NVIDIA Library Fixes
The setup script includes special handling for NVIDIA GPU libraries that are commonly misconfigured on Ubuntu systems:
- CuDNN — Resolves symlink issues and ensures the correct CuDNN version is linked for PyTorch and TensorRT.
- cusparseLt — Fixes missing library paths that cause PyTorch import failures on systems with CUDA 12.
- NCCL — Configures NCCL for multi-GPU training scenarios and resolves version conflicts between CUDA toolkit and PyTorch packages.

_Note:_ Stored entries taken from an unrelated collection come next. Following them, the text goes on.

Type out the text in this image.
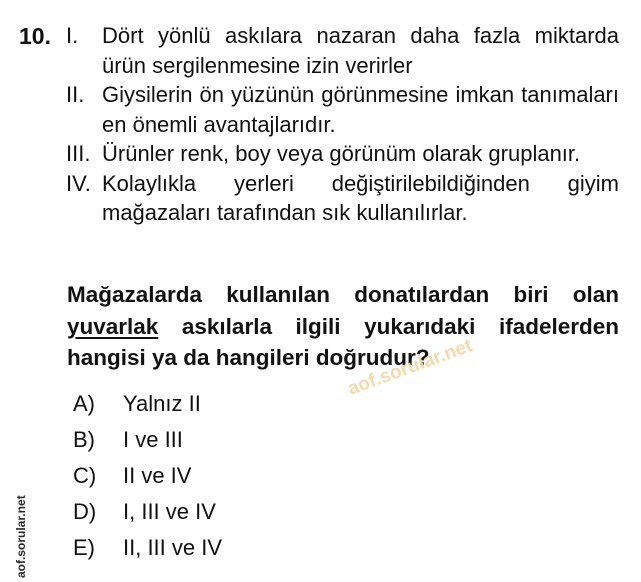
10. I. Dört yönlü askılara nazaran daha fazla miktarda ürün sergilenmesine izin verirler
II. Giysilerin ön yüzünün görünmesine imkan tanımaları en önemli avantajlarıdır.
III. Ürünler renk, boy veya görünüm olarak gruplanır.
IV. Kolaylıkla yerleri değiştirilebildiğinden giyim mağazaları tarafından sık kullanılırlar.
Mağazalarda kullanılan donatılardan biri olan yuvarlak askılarla ilgili yukarıdaki ifadelerden hangisi ya da hangileri doğrudur?
aof.sorular.net
A) Yalnız II
B) I ve III
C) II ve IV
D) I, III ve IV
E) II, III ve IV
aof.sorular.net
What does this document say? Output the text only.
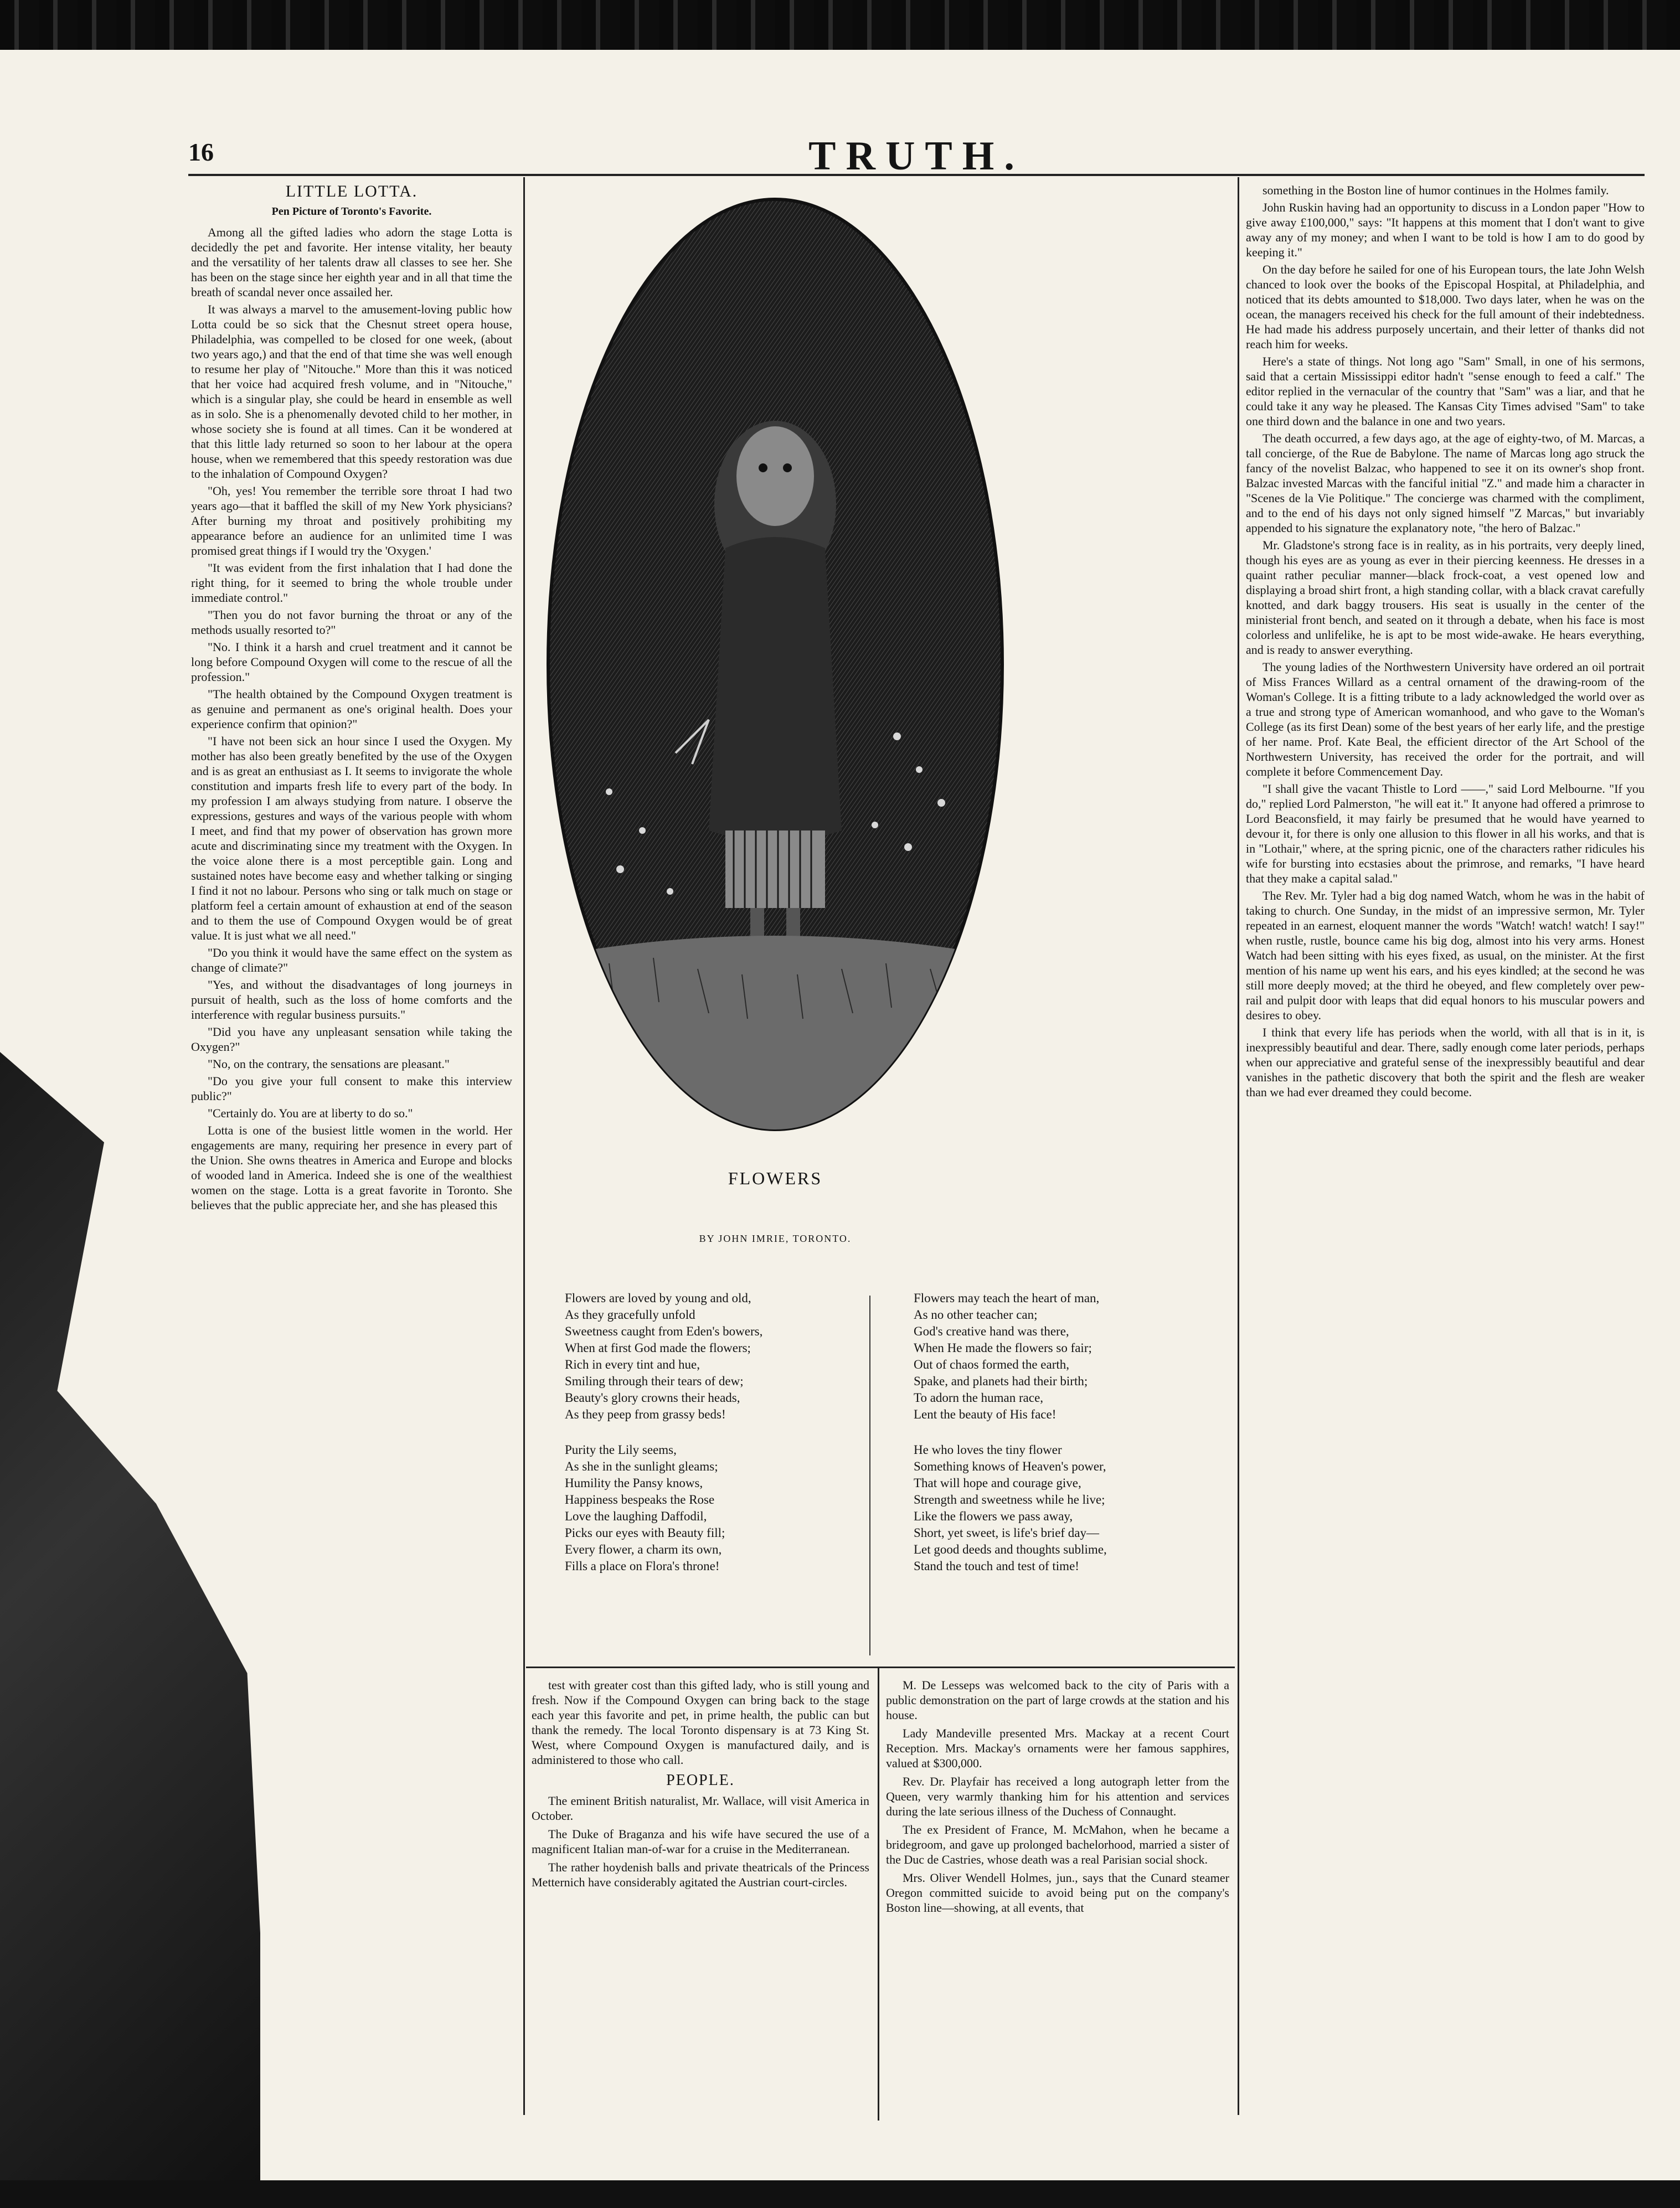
16	TRUTH.
LITTLE LOTTA.
Pen Picture of Toronto's Favorite.

Among all the gifted ladies who adorn the stage Lotta is decidedly the pet and favorite. Her intense vitality, her beauty and the versatility of her talents draw all classes to see her. She has been on the stage since her eighth year and in all that time the breath of scandal never once assailed her.

It was always a marvel to the amusement-loving public how Lotta could be so sick that the Chesnut street opera house, Philadelphia, was compelled to be closed for one week, (about two years ago,) and that the end of that time she was well enough to resume her play of "Nitouche." More than this it was noticed that her voice had acquired fresh volume, and in "Nitouche," which is a singular play, she could be heard in ensemble as well as in solo. She is a phenomenally devoted child to her mother, in whose society she is found at all times. Can it be wondered at that this little lady returned so soon to her labour at the opera house, when we remembered that this speedy restoration was due to the inhalation of Compound Oxygen?

"Oh, yes! You remember the terrible sore throat I had two years ago—that it baffled the skill of my New York physicians? After burning my throat and positively prohibiting my appearance before an audience for an unlimited time I was promised great things if I would try the 'Oxygen.'

"It was evident from the first inhalation that I had done the right thing, for it seemed to bring the whole trouble under immediate control."

"Then you do not favor burning the throat or any of the methods usually resorted to?"

"No. I think it a harsh and cruel treatment and it cannot be long before Compound Oxygen will come to the rescue of all the profession."

"The health obtained by the Compound Oxygen treatment is as genuine and permanent as one's original health. Does your experience confirm that opinion?"

"I have not been sick an hour since I used the Oxygen. My mother has also been greatly benefited by the use of the Oxygen and is as great an enthusiast as I. It seems to invigorate the whole constitution and imparts fresh life to every part of the body. In my profession I am always studying from nature. I observe the expressions, gestures and ways of the various people with whom I meet, and find that my power of observation has grown more acute and discriminating since my treatment with the Oxygen. In the voice alone there is a most perceptible gain. Long and sustained notes have become easy and whether talking or singing I find it not no labour. Persons who sing or talk much on stage or platform feel a certain amount of exhaustion at end of the season and to them the use of Compound Oxygen would be of great value. It is just what we all need."

"Do you think it would have the same effect on the system as change of climate?"

"Yes, and without the disadvantages of long journeys in pursuit of health, such as the loss of home comforts and the interference with regular business pursuits."

"Did you have any unpleasant sensation while taking the Oxygen?"

"No, on the contrary, the sensations are pleasant."

"Do you give your full consent to make this interview public?"

"Certainly do. You are at liberty to do so."

Lotta is one of the busiest little women in the world. Her engagements are many, requiring her presence in every part of the Union. She owns theatres in America and Europe and blocks of wooded land in America. Indeed she is one of the wealthiest women on the stage. Lotta is a great favorite in Toronto. She believes that the public appreciate her, and she has pleased this

FLOWERS
BY JOHN IMRIE, TORONTO.
Flowers are loved by young and old,
As they gracefully unfold
Sweetness caught from Eden's bowers,
When at first God made the flowers;
Rich in every tint and hue,
Smiling through their tears of dew;
Beauty's glory crowns their heads,
As they peep from grassy beds!
Purity the Lily seems,
As she in the sunlight gleams;
Humility the Pansy knows,
Happiness bespeaks the Rose
Love the laughing Daffodil,
Picks our eyes with Beauty fill;
Every flower, a charm its own,
Fills a place on Flora's throne!
Flowers may teach the heart of man,
As no other teacher can;
God's creative hand was there,
When He made the flowers so fair;
Out of chaos formed the earth,
Spake, and planets had their birth;
To adorn the human race,
Lent the beauty of His face!
He who loves the tiny flower
Something knows of Heaven's power,
That will hope and courage give,
Strength and sweetness while he live;
Like the flowers we pass away,
Short, yet sweet, is life's brief day—
Let good deeds and thoughts sublime,
Stand the touch and test of time!

test with greater cost than this gifted lady, who is still young and fresh. Now if the Compound Oxygen can bring back to the stage each year this favorite and pet, in prime health, the public can but thank the remedy. The local Toronto dispensary is at 73 King St. West, where Compound Oxygen is manufactured daily, and is administered to those who call.

PEOPLE.

The eminent British naturalist, Mr. Wallace, will visit America in October.

The Duke of Braganza and his wife have secured the use of a magnificent Italian man-of-war for a cruise in the Mediterranean.

The rather hoydenish balls and private theatricals of the Princess Metternich have considerably agitated the Austrian court-circles.

M. De Lesseps was welcomed back to the city of Paris with a public demonstration on the part of large crowds at the station and his house.

Lady Mandeville presented Mrs. Mackay at a recent Court Reception. Mrs. Mackay's ornaments were her famous sapphires, valued at $300,000.

Rev. Dr. Playfair has received a long autograph letter from the Queen, very warmly thanking him for his attention and services during the late serious illness of the Duchess of Connaught.

The ex President of France, M. McMahon, when he became a bridegroom, and gave up prolonged bachelorhood, married a sister of the Duc de Castries, whose death was a real Parisian social shock.

Mrs. Oliver Wendell Holmes, jun., says that the Cunard steamer Oregon committed suicide to avoid being put on the company's Boston line—showing, at all events, that

something in the Boston line of humor continues in the Holmes family.

John Ruskin having had an opportunity to discuss in a London paper "How to give away £100,000," says: "It happens at this moment that I don't want to give away any of my money; and when I want to be told is how I am to do good by keeping it."

On the day before he sailed for one of his European tours, the late John Welsh chanced to look over the books of the Episcopal Hospital, at Philadelphia, and noticed that its debts amounted to $18,000. Two days later, when he was on the ocean, the managers received his check for the full amount of their indebtedness. He had made his address purposely uncertain, and their letter of thanks did not reach him for weeks.

Here's a state of things. Not long ago "Sam" Small, in one of his sermons, said that a certain Mississippi editor hadn't "sense enough to feed a calf." The editor replied in the vernacular of the country that "Sam" was a liar, and that he could take it any way he pleased. The Kansas City Times advised "Sam" to take one third down and the balance in one and two years.

The death occurred, a few days ago, at the age of eighty-two, of M. Marcas, a tall concierge, of the Rue de Babylone. The name of Marcas long ago struck the fancy of the novelist Balzac, who happened to see it on its owner's shop front. Balzac invested Marcas with the fanciful initial "Z." and made him a character in "Scenes de la Vie Politique." The concierge was charmed with the compliment, and to the end of his days not only signed himself "Z Marcas," but invariably appended to his signature the explanatory note, "the hero of Balzac."

Mr. Gladstone's strong face is in reality, as in his portraits, very deeply lined, though his eyes are as young as ever in their piercing keenness. He dresses in a quaint rather peculiar manner—black frock-coat, a vest opened low and displaying a broad shirt front, a high standing collar, with a black cravat carefully knotted, and dark baggy trousers. His seat is usually in the center of the ministerial front bench, and seated on it through a debate, when his face is most colorless and unlifelike, he is apt to be most wide-awake. He hears everything, and is ready to answer everything.

The young ladies of the Northwestern University have ordered an oil portrait of Miss Frances Willard as a central ornament of the drawing-room of the Woman's College. It is a fitting tribute to a lady acknowledged the world over as a true and strong type of American womanhood, and who gave to the Woman's College (as its first Dean) some of the best years of her early life, and the prestige of her name. Prof. Kate Beal, the efficient director of the Art School of the Northwestern University, has received the order for the portrait, and will complete it before Commencement Day.

"I shall give the vacant Thistle to Lord ——," said Lord Melbourne. "If you do," replied Lord Palmerston, "he will eat it." It anyone had offered a primrose to Lord Beaconsfield, it may fairly be presumed that he would have yearned to devour it, for there is only one allusion to this flower in all his works, and that is in "Lothair," where, at the spring picnic, one of the characters rather ridicules his wife for bursting into ecstasies about the primrose, and remarks, "I have heard that they make a capital salad."

The Rev. Mr. Tyler had a big dog named Watch, whom he was in the habit of taking to church. One Sunday, in the midst of an impressive sermon, Mr. Tyler repeated in an earnest, eloquent manner the words "Watch! watch! watch! I say!" when rustle, rustle, bounce came his big dog, almost into his very arms. Honest Watch had been sitting with his eyes fixed, as usual, on the minister. At the first mention of his name up went his ears, and his eyes kindled; at the second he was still more deeply moved; at the third he obeyed, and flew completely over pew-rail and pulpit door with leaps that did equal honors to his muscular powers and desires to obey.

I think that every life has periods when the world, with all that is in it, is inexpressibly beautiful and dear. There, sadly enough come later periods, perhaps when our appreciative and grateful sense of the inexpressibly beautiful and dear vanishes in the pathetic discovery that both the spirit and the flesh are weaker than we had ever dreamed they could become.
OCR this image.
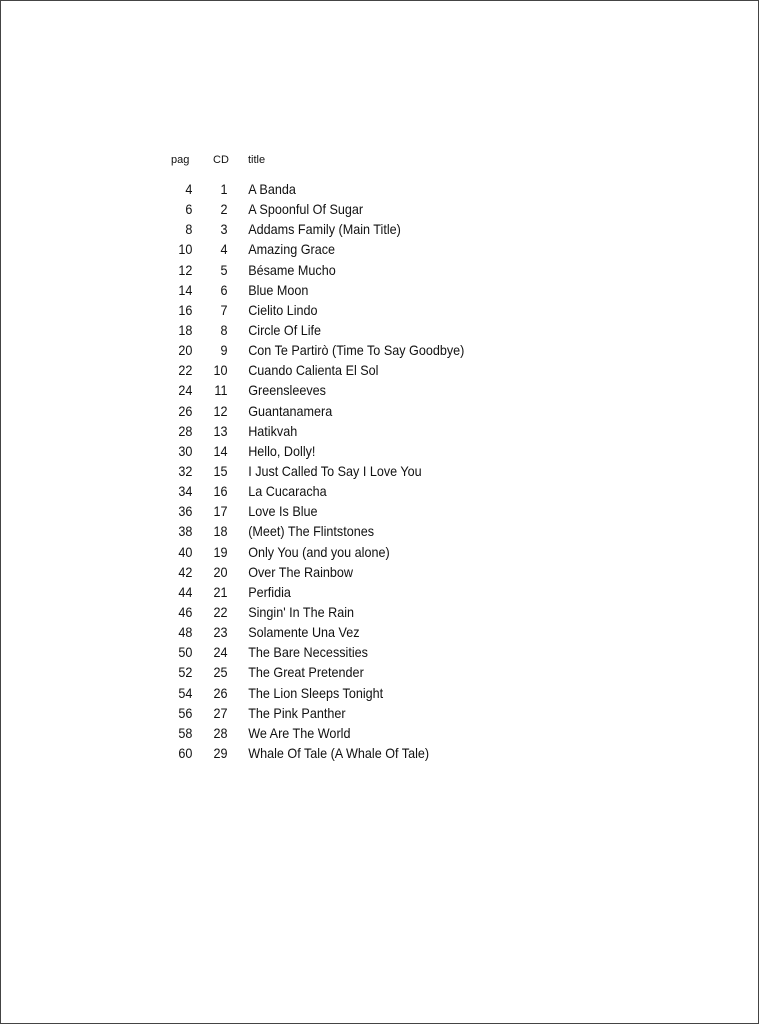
pag CD title
4	1 A Banda
6	2 A Spoonful Of Sugar
8	3 Addams Family (Main Title)
10	4 Amazing Grace
12	5 Bésame Mucho
14	6 Blue Moon
16	7 Cielito Lindo
18	8 Circle Of Life
20	9 Con Te Partirò (Time To Say Goodbye)
22	10 Cuando Calienta El Sol
24	11 Greensleeves
26	12 Guantanamera
28	13 Hatikvah
30	14 Hello, Dolly!
32	15 I Just Called To Say I Love You
34	16 La Cucaracha
36	17 Love Is Blue
38	18 (Meet) The Flintstones
40	19 Only You (and you alone)
42	20 Over The Rainbow
44	21 Perfidia
46	22 Singin' In The Rain
48	23 Solamente Una Vez
50	24 The Bare Necessities
52	25 The Great Pretender
54	26 The Lion Sleeps Tonight
56	27 The Pink Panther
58	28 We Are The World
60	29 Whale Of Tale (A Whale Of Tale)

# Full development setup on Ubuntu 22.04
./scripts/setup.sh --env=dev
# Minimal runtime setup on Ubuntu 24.04
./scripts/setup.sh --env=runtime
setup.sh modify system library symlinks. These changes are idempotent and safe to run multiple times, but they require sudo access. If you are running in a Docker container, ensure the container has the necessary permissions.
Code Quality
JOSHUA enforces code quality standards through pre-commit hooks, automated linting, and standardized PR templates. These gates ensure consistent code style and catch common issues before they reach the main codebase.
Pre-Commit Hooks
Two pre-commit hooks run automatically before each commit:
-
lint_check.sh— Runs C++ and Python linters on staged files. Blocks the commit if any linting errors are found. -
sample_check.py— Validates that configuration samples and example files are syntactically correct and conform to the Protocol Buffers schema.
C++ Linting
C++ code is formatted and linted using clang-format-14. The project includes a .clang-format configuration file at the repository root that defines the coding style:
# Run clang-format on all C++ files
find . -name "*.cc" -o -name "*.h" | xargs clang-format-14 -i
# Check formatting without modifying (used in CI)
find . -name "*.cc" -o -name "*.h" | xargs clang-format-14 --dry-run --Werror
Python Linting
Python code is linted using ruff, a fast Python linter written in Rust. Ruff enforces PEP 8 style, import ordering, and common Python anti-patterns:
# Run ruff linter
ruff check .
# Run ruff with auto-fix
ruff check --fix .
PR Template
The repository includes a pull request template (.github/PULL_REQUEST_TEMPLATE.md) that standardizes PR descriptions with the following sections:
- Summary — A brief description of what the PR changes and why.
- Test — Description of how the changes were tested, including specific test commands and results.
.clang-format Configuration
The .clang-format file at the repository root defines the C++ code style. All contributors must format their code according to this configuration before submitting a PR. The pre-commit hook (lint_check.sh) enforces this automatically.
Platform Support Matrix
The following table summarizes the supported platform configurations, their associated ROS2 distributions, Python versions, and current support status:
| Platform | Architecture | ROS2 Version | Python Version | Docker Service | Status |
|---|---|---|---|---|---|
| Ubuntu 22.04 | AMD64 | Humble | 3.10 | joshua-u22 |
Production |
| Ubuntu 22.04 | ARM64 | Humble | 3.10 | joshua-u22-arm64 |
Production |
| Ubuntu 24.04 | AMD64 | Jazzy | 3.12 | joshua-u24 |
Experimental |
| Ubuntu 24.04 | ARM64 | Jazzy | 3.12 | joshua-u24-arm64 |
Experimental |
The Ubuntu 22.04 AMD64 configuration is the primary development and deployment target. It is the platform used in CI (ubuntu-22.04 runners), and all hardware deployments (desktop workstations, Jetson Orin Nano) are validated against this configuration first.